Lettera SITAB al Dott.Giuseppe Del Barone - Presidente FNOMCeO

OGGETTO: Tabagismo tra i medici e deontologia sanitaria.

Roma, 02 Maggio 2003

Al Dott.Giuseppe Del Barone

Presidente FNOMCeO

e p.c.

Al Prof Girolamo Sirchia
MIinistero della Salute

Al Dott.

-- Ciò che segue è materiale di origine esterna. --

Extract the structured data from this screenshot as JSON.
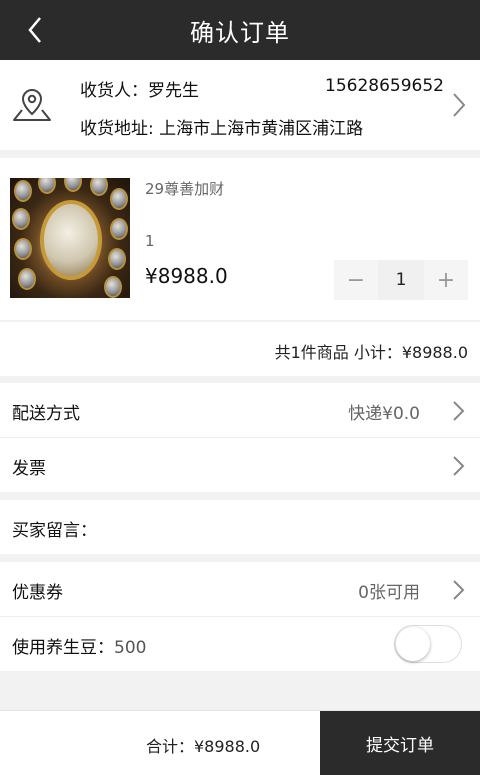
{
  "header": {
    "title": "确认订单",
    "back_icon": "chevron-left-icon"
  },
  "address": {
    "recipient": "收货人：罗先生",
    "phone": "15628659652",
    "address_line": "收货地址: 上海市上海市黄浦区浦江路",
    "location_icon": "location-map-icon",
    "arrow_icon": "chevron-right-icon"
  },
  "product": {
    "name": "29尊善加财",
    "spec": "1",
    "price": "¥8988.0",
    "quantity": "1",
    "minus_label": "−",
    "plus_label": "+"
  },
  "subtotal": {
    "text": "共1件商品  小计：¥8988.0"
  },
  "delivery": {
    "label": "配送方式",
    "value": "快递¥0.0"
  },
  "invoice": {
    "label": "发票"
  },
  "message": {
    "label": "买家留言："
  },
  "coupon": {
    "label": "优惠券",
    "value": "0张可用"
  },
  "beans": {
    "label": "使用养生豆：",
    "value": "500",
    "toggle_on": false
  },
  "footer": {
    "total": "合计：¥8988.0",
    "submit_label": "提交订单"
  },
  "colors": {
    "header_bg": "#2b2b2b",
    "submit_bg": "#2b2b2b",
    "page_bg": "#f2f2f2"
  }
}
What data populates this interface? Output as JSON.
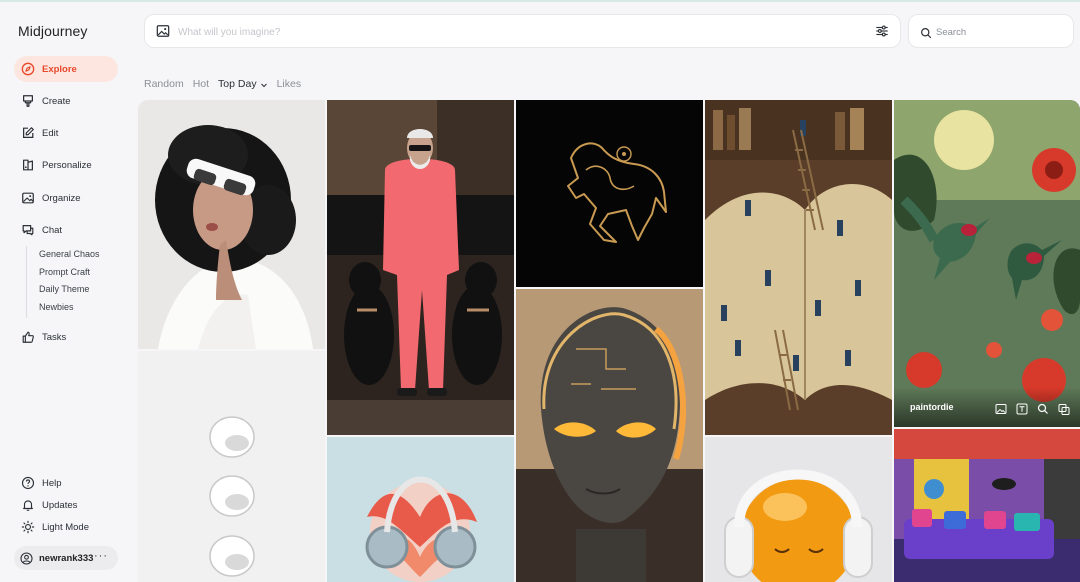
{
  "app": {
    "title": "Midjourney"
  },
  "sidebar": {
    "items": [
      {
        "label": "Explore",
        "icon": "compass-icon",
        "active": true
      },
      {
        "label": "Create",
        "icon": "brush-icon"
      },
      {
        "label": "Edit",
        "icon": "edit-icon"
      },
      {
        "label": "Personalize",
        "icon": "personalize-icon"
      },
      {
        "label": "Organize",
        "icon": "image-icon"
      },
      {
        "label": "Chat",
        "icon": "chat-icon"
      }
    ],
    "chat_rooms": [
      "General Chaos",
      "Prompt Craft",
      "Daily Theme",
      "Newbies"
    ],
    "tasks": {
      "label": "Tasks",
      "icon": "thumbs-up-icon"
    },
    "bottom": [
      {
        "label": "Help",
        "icon": "help-icon"
      },
      {
        "label": "Updates",
        "icon": "bell-icon"
      },
      {
        "label": "Light Mode",
        "icon": "sun-icon"
      }
    ],
    "user": {
      "name": "newrank333",
      "more": "···"
    }
  },
  "imagine": {
    "placeholder": "What will you imagine?",
    "value": ""
  },
  "search": {
    "placeholder": "Search"
  },
  "tabs": [
    {
      "label": "Random"
    },
    {
      "label": "Hot"
    },
    {
      "label": "Top Day",
      "active": true,
      "dropdown": true
    },
    {
      "label": "Likes"
    }
  ],
  "gallery": {
    "hovered_author": "paintordie",
    "hover_actions": [
      "image-icon",
      "text-icon",
      "search-icon",
      "more-icon"
    ]
  },
  "colors": {
    "accent": "#e8492b",
    "active_bg": "#fde6e0"
  }
}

Piergiorgio Zuccaro
Osservatorio Fumo Alcol Droghe
Istituto Superiore di Sanità’

Loro sedi

Egregio Presidente,
come Lei sa, il Tabagismo è una patologia da dipendenza,descritta nel DSM IV dell’American Psychiatric Association, nonché nell’ICD-10 dell’OMS, e costituisce una causa diretta e accertata di circa 50 malattie respiratorie, cardio-vascolari, oncologiche,metaboliche.Essendo responsabile di 4.000.000 di morti all’anno nel mondo, 90.000 solo in Italia, l’OMS definisce il fumo di sigaretta la "PRIMA CAUSA PREVENIBILE DI MORTE E MALATTIA", e fa della lotta al Tabagismo la sua seconda priorità,dopo quella alla malaria.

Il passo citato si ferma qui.